Я ничего не могу поделать с собой и смеюсь.

Конли улыбается, явно подбодрившись.

— Я прошу прощения за их действия. В их мирах даже нет таких требований к деньгам. Для них это всего лишь самоутверждение. И я первый признаю, что их методы оставляют желать лучшего. Мы начали сотрудничество, предполагая, что мы все выиграем, но я первый признаю, что всё получилось не как планировалось.

— Почему вы работаете с ними, если думаете, что они так ужасны? Почему вы вообще начали это — этот сговор? — сотрудничество, чтоб его. Я отталкиваю своё кресло подальше от стола, дальше от Конли и смотрю мимо мамы. — Почему вы не остановились, когда другие Конли начали похищать людей?

— Ох, милая, — мамины глаза наполняются слезами. — Твой отец и я, все мы трое, делаем это по одной и той же причине.

Папа тихо добавляет:

— Мы это делаем потому, что это единственный способ вернуть Джози.

Изогнутые, чёрные стены оказываются огромными экранами. На каждом из них проигрывается своё видео с Джози.

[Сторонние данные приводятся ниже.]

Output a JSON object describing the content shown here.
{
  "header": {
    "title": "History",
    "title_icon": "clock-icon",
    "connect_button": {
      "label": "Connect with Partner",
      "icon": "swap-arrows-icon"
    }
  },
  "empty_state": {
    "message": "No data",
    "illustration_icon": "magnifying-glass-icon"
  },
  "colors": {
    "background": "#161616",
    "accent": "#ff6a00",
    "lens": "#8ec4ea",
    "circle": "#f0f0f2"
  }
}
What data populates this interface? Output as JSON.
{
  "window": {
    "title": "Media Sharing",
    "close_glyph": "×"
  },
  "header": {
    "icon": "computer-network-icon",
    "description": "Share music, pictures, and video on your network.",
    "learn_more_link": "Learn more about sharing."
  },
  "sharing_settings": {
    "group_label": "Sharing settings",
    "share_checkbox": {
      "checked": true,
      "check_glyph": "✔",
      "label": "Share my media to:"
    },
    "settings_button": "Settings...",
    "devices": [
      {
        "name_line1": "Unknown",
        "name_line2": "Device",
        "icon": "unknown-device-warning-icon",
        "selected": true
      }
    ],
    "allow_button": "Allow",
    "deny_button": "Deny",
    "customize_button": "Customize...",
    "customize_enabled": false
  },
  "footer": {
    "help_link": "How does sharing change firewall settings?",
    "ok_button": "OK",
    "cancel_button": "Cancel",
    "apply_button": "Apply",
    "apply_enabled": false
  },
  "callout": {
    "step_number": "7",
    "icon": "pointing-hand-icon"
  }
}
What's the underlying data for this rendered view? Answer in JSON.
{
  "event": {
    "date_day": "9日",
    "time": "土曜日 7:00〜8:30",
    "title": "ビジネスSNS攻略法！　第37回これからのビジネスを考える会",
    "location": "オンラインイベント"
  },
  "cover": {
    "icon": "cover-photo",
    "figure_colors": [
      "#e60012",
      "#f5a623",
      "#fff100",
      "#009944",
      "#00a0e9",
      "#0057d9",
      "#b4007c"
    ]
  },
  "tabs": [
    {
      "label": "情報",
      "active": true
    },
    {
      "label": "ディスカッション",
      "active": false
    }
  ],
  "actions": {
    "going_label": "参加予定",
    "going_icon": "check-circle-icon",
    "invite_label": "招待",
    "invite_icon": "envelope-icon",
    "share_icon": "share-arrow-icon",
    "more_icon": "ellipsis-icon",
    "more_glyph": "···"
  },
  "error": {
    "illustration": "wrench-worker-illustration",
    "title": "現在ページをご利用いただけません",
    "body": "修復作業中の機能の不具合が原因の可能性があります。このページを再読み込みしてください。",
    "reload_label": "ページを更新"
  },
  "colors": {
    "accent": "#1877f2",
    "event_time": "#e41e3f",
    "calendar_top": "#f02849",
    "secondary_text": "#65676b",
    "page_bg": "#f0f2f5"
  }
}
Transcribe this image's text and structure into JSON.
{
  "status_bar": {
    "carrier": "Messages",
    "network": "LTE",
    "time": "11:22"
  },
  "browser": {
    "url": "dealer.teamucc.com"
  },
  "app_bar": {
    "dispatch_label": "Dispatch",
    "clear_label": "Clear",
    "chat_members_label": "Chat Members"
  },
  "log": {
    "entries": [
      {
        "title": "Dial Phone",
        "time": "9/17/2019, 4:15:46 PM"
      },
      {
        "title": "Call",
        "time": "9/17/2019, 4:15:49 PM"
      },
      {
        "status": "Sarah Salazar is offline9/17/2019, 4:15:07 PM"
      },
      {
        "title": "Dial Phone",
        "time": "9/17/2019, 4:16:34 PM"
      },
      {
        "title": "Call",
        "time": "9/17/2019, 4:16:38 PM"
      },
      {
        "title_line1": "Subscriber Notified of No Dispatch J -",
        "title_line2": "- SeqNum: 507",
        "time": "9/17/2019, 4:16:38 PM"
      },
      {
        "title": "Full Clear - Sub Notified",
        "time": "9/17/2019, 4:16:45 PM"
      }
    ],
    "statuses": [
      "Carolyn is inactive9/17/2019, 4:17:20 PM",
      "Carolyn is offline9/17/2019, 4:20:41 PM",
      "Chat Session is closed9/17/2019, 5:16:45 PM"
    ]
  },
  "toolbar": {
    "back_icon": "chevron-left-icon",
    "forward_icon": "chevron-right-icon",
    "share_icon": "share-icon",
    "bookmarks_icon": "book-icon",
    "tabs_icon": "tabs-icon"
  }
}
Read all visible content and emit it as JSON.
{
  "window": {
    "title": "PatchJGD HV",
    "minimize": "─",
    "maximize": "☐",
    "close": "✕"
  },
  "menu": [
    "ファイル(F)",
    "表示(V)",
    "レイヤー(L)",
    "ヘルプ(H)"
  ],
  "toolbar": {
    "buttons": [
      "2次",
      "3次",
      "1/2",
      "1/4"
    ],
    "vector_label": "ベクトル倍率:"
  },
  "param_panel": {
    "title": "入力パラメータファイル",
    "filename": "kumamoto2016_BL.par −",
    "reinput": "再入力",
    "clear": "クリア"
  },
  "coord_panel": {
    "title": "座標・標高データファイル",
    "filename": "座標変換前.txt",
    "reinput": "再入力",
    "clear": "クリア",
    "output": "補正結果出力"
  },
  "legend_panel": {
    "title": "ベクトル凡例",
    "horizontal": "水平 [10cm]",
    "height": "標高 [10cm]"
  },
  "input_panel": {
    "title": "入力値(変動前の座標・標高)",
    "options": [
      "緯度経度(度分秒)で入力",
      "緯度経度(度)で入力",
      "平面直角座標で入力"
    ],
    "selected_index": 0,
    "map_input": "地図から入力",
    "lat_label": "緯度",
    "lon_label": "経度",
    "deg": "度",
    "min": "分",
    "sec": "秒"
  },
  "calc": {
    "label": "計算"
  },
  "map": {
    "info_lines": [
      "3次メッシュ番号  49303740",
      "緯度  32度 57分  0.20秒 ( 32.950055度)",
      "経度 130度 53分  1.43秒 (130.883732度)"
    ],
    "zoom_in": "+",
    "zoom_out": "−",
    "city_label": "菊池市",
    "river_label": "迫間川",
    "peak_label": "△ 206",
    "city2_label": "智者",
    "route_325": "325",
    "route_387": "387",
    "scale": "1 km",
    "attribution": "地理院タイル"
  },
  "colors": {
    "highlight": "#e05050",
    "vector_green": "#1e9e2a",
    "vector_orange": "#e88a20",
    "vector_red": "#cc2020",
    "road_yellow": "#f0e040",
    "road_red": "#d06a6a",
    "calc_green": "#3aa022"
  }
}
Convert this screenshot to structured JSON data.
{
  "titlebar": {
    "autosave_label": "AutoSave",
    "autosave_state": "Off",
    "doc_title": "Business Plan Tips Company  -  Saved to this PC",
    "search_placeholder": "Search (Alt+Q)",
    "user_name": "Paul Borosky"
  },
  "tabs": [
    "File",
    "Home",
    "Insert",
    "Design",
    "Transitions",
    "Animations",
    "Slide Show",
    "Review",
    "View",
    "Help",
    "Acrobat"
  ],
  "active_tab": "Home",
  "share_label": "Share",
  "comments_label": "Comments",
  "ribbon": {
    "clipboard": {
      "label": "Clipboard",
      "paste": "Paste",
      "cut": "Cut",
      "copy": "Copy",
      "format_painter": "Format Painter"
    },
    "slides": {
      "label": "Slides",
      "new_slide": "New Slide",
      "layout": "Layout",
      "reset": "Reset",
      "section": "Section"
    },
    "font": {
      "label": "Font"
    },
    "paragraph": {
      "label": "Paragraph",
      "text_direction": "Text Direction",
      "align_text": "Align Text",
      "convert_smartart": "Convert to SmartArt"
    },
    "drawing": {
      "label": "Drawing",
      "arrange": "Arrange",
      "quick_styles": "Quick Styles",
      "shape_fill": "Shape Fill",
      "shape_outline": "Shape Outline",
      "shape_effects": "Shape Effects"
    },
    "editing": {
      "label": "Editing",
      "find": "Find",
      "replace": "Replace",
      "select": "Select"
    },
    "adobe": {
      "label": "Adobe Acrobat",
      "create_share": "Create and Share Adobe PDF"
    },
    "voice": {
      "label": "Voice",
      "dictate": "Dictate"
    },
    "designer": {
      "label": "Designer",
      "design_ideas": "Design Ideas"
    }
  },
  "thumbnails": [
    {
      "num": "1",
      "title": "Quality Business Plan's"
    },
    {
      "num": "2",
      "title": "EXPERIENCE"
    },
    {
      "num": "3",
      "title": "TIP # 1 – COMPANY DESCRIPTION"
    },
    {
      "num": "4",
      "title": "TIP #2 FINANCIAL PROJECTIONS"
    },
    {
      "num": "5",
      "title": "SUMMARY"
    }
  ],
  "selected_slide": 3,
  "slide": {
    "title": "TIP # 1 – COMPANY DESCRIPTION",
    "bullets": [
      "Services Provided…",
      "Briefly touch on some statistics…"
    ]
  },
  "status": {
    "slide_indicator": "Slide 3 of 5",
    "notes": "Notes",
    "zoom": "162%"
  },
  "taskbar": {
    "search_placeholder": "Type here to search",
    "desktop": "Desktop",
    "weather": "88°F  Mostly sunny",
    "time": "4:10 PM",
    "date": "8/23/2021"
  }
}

Слева: семейное видео из времён, когда мы с Джози были младше, ещё одно, когда мы на экскурсии в каком-то летающем корабле со стеклянным куполом. Папа держит камеру. Он перемещает фокус от морского берега на нас по очереди. Все одеты монохромно, полностью в розовое или жёлтое. Я забрала волосы в хвост, это также не идёт мне, как и дома, и одета в серое. На экране я вижу, как папа снимает, пока я сама делаю фотографии, может быть, чтобы использовать для картин в будущем. Мама говорит о том, что прибрежная линия имеет фрактальную структуру. Джози подставляет лицо солнцу, купается в нём.

Справа Джози и Конли на какой-то модной вечеринке. Для меня его одежда не очень отличается от того, что на нём сейчас, но на Джози — длинное шифоновое платье цвета дыни, которое подошло бы и для моего мира, того факта, что она не в джинсах, достаточно для того, чтобы доказать, что это особенное событие. В настенных канделябрах мерцают свечи. Каштановые волосы Джози подобраны верх на одну сторону, на её виске приколот какой-то тропический цветок. Это должно выглядеть смешно, но это не так. Вместо этого она напоминает мне кинодиву из 1940-х, женственную и блестящую. Рука Конли сплетена с её, и он смотрит на неё, как будто она — самый яркий свет в комнате.

На самом большом экране позади нас проигрывается видео с логотипом Триады в правом нижнем углу. Яркий аквамариновый цвет облегающего костюма Джози напоминает мне плавательные костюмы, в которых она сёрфит. На её шее висит немного другая версия Жар-птицы. Она сидит за столом, разговаривая с помощниками. Она кажется деловитой, но полной энтузиазма.

— Очевидно, греко-романский паганизм выжил в измерении 101347. Храмы Зевса, Аполлона, Афины и Афродиты были расположены на главных улицах, но я видела поклонение божествам из других культур, таких как Одину и Изису. Разнообразные формы паганизма должно быть сосуществовали в течение длительного промежутка времени…

Я не могу это осознать. Холодная правда затмевает все эти видео, всю эту информацию: родители сказали мне, что в этом измерении моя сестра мертва.

— Она вызвалась сама, — папа говорит так, что я думаю, что он часто повторяет это себе. — Джози хотела путешествовать через измерения. Её любовь к приключениям… ей всегда не хватало их. Она всегда хотела больше.

Конли смотрит на лицо Джози на экране.

— Поэтому, когда она захотела быть нашим первым путешественником, идеальным путешественником в нашем измерении, казалось таким естественным сказать да. Кто бы справился с этим лучше? Кому бы это понравилось больше?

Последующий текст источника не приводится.